Expression levels of protein-coding genes in bulk tissue (BrainSpan) and in 16 cortical cell types (CoDEx) were compared between 115 genes identified with a rare variant association test in this study (TADA) and 114 genes implicated by common variants in Grove et al. (GWAS). a, Expression of GWAS genes across all periods and brain regions was enriched relative to the full distribution, and the expression of TADA genes was further enriched relative to GWAS. Boxes and whiskers represent the interquartile range (IQR) and 1.5*IQR, respectively. b, The expression of ASD genes in the developing cortex (after normalizing genes in BrainSpan to mean expression of 1 across periods) was enriched during prenatal development relative to null distribution consisting of 1,000 randomly protein-coding genes, with TADA genes being enriched to a greater extent.
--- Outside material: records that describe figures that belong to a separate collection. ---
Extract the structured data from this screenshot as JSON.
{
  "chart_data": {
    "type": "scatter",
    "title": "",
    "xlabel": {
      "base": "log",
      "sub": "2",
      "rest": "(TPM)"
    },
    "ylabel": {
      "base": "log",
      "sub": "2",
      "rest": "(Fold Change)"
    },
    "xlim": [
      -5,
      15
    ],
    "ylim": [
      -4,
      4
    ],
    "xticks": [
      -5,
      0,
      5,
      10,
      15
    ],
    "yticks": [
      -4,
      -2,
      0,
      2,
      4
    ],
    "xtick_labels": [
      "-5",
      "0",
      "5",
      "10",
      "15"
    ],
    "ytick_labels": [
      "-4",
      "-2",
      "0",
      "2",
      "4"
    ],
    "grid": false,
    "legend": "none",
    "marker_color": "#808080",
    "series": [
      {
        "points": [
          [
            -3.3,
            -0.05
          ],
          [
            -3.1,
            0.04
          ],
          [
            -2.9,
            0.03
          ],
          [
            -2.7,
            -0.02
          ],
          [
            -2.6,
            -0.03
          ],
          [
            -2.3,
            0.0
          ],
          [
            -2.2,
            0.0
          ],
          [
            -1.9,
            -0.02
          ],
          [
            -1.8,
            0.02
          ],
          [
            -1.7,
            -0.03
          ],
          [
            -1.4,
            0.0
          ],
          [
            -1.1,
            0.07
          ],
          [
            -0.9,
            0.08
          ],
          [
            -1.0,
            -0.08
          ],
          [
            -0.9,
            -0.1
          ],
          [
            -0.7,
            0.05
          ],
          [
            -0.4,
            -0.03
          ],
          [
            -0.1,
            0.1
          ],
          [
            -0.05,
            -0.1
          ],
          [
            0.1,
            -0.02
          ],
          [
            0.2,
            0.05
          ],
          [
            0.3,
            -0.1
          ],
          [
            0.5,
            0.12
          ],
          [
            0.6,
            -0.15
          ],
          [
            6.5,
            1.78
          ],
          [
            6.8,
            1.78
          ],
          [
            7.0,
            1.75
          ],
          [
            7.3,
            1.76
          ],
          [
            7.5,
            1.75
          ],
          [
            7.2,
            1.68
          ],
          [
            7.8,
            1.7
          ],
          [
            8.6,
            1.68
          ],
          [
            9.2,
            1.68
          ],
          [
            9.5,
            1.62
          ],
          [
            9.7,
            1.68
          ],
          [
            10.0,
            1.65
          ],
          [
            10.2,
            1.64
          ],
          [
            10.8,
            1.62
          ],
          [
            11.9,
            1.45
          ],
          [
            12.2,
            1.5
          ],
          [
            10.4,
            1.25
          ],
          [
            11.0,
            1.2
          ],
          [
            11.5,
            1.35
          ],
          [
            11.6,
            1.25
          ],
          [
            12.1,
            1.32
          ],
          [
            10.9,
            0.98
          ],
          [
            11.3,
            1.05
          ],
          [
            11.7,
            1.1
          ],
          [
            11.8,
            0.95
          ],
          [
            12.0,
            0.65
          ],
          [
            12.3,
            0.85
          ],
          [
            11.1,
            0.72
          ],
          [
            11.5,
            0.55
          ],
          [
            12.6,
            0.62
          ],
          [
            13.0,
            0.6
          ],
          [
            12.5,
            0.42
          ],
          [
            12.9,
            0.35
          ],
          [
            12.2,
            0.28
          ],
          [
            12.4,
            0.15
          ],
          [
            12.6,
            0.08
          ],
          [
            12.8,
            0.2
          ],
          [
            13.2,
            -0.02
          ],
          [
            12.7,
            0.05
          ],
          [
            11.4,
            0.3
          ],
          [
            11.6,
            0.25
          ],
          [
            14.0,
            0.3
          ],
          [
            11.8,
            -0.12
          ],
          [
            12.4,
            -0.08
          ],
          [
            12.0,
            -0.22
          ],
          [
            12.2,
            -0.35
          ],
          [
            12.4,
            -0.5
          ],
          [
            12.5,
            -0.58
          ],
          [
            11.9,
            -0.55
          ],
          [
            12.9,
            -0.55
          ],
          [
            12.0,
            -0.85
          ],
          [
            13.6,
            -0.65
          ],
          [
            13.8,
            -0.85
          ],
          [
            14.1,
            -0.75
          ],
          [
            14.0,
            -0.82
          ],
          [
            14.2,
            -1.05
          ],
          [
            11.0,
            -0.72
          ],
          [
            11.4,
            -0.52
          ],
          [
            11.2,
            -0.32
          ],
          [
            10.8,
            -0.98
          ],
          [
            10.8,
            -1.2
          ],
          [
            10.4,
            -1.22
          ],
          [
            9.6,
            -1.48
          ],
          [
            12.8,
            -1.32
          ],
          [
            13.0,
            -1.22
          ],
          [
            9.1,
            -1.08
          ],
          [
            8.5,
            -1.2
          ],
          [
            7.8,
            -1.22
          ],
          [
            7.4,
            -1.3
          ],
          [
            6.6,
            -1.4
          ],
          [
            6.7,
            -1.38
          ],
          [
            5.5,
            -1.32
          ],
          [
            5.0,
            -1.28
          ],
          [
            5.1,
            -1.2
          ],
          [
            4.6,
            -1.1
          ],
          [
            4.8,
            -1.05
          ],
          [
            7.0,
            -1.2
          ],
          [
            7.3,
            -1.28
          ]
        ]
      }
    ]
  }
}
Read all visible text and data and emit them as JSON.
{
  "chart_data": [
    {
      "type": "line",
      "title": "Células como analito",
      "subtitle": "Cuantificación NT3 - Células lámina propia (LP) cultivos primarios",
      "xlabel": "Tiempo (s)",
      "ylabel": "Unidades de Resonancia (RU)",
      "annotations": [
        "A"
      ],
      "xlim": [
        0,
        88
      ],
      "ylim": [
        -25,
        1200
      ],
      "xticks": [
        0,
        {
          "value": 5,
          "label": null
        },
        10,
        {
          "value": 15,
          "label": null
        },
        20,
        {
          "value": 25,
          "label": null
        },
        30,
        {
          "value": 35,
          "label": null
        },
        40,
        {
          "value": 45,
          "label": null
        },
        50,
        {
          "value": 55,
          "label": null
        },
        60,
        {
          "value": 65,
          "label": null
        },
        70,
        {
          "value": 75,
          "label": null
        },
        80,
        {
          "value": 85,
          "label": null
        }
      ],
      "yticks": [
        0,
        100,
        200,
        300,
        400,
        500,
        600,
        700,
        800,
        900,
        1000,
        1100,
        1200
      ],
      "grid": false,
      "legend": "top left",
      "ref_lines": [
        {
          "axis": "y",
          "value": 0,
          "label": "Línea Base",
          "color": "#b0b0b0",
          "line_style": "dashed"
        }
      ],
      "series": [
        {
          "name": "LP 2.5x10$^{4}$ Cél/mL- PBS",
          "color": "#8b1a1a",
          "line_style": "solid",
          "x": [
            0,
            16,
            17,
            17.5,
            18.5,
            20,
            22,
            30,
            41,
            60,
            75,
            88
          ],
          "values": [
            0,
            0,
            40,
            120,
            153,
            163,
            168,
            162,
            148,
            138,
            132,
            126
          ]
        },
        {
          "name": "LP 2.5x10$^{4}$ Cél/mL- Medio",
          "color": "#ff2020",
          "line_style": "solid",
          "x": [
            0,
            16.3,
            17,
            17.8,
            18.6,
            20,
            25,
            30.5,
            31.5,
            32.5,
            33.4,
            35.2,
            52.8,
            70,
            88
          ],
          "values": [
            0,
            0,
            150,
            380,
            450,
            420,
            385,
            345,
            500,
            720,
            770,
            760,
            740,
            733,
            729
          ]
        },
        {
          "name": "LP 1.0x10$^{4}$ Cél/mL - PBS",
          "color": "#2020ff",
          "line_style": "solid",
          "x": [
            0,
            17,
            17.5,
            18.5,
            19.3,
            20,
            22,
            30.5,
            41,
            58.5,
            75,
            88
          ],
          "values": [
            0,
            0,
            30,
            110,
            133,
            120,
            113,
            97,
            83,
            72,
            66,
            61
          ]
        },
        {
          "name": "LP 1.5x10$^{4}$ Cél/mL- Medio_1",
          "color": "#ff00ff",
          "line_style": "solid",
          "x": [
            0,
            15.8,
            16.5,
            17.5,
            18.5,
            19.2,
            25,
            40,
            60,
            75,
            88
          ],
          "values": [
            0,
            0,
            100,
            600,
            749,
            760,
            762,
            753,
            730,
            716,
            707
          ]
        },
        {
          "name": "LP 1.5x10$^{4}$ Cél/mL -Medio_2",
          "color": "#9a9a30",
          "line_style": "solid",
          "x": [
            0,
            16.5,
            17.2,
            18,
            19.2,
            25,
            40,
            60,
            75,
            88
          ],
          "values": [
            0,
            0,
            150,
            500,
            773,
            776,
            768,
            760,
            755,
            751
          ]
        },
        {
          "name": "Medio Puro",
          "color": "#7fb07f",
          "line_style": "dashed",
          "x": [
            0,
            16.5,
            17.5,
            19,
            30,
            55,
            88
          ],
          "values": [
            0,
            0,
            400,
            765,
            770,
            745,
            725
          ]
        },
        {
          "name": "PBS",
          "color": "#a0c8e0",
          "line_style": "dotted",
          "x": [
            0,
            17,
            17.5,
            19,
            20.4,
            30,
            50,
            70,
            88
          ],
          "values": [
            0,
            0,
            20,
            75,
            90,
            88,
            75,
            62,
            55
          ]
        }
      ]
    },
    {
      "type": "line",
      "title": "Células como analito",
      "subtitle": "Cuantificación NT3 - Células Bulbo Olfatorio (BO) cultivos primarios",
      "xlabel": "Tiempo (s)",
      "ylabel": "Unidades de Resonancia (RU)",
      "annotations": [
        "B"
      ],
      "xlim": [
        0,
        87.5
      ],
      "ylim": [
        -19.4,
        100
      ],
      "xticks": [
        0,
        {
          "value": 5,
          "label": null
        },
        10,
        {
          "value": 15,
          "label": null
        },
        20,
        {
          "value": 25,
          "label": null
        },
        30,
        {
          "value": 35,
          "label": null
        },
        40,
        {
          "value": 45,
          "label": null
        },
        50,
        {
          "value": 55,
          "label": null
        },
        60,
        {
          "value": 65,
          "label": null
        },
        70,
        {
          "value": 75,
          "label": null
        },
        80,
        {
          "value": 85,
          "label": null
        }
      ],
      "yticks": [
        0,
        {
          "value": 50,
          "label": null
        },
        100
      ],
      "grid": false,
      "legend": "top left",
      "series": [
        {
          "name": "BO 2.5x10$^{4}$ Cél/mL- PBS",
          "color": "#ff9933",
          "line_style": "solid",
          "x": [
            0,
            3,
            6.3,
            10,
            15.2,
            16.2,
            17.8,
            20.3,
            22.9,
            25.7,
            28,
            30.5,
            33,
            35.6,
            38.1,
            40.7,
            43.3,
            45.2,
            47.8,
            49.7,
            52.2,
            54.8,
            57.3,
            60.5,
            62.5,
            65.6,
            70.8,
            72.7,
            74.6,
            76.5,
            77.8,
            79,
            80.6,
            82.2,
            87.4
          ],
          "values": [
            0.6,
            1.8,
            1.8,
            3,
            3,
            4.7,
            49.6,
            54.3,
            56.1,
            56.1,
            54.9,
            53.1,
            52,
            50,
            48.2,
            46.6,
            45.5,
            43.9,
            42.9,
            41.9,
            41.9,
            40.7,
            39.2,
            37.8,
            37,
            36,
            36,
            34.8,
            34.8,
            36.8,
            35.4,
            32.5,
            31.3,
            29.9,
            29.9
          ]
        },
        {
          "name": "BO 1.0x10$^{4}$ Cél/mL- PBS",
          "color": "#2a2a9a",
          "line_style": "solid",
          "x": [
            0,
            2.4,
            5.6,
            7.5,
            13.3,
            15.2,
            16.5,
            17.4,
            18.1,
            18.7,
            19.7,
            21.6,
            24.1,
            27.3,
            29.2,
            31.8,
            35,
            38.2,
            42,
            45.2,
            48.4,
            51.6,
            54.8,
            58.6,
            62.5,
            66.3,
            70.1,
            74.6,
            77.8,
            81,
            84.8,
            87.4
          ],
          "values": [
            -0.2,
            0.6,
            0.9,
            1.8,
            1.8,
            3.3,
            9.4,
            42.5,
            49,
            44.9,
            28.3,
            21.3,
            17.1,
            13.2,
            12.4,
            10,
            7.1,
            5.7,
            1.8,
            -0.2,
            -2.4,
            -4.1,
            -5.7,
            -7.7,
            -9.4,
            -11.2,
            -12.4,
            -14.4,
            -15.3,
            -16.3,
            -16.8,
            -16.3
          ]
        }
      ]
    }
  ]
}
Shaded regions represent mean of the 95% CI from lowess smoothing. c, Mean expression of the GWAS and TADA genes were estimated within 16 cell types in the CoDEx datset and compared to the null distribution of randomly sampled genes (811/1,000 genes that were included in CoDEx) by a two-sample t-test. After Bonferroni correction for 32 tests (*P ≤ 0.0016), expression of TADA genes was significantly increased relative to the null in five neuronal cell types. Error bars represent standard error of the mean (s.e.m.), and P-values were derived from two-sided t-test. Gene sets and cell-type expression results are provided in Supplementary Tables 20 and 21. RG, radial glia; MP, mitotic progenitor; IP, intermediate progenitor; EN, excitatory neuron; IN, interneuron; O, oligodendrocyte precursor; E, endothelial cell; P, pericyte; M, microglia.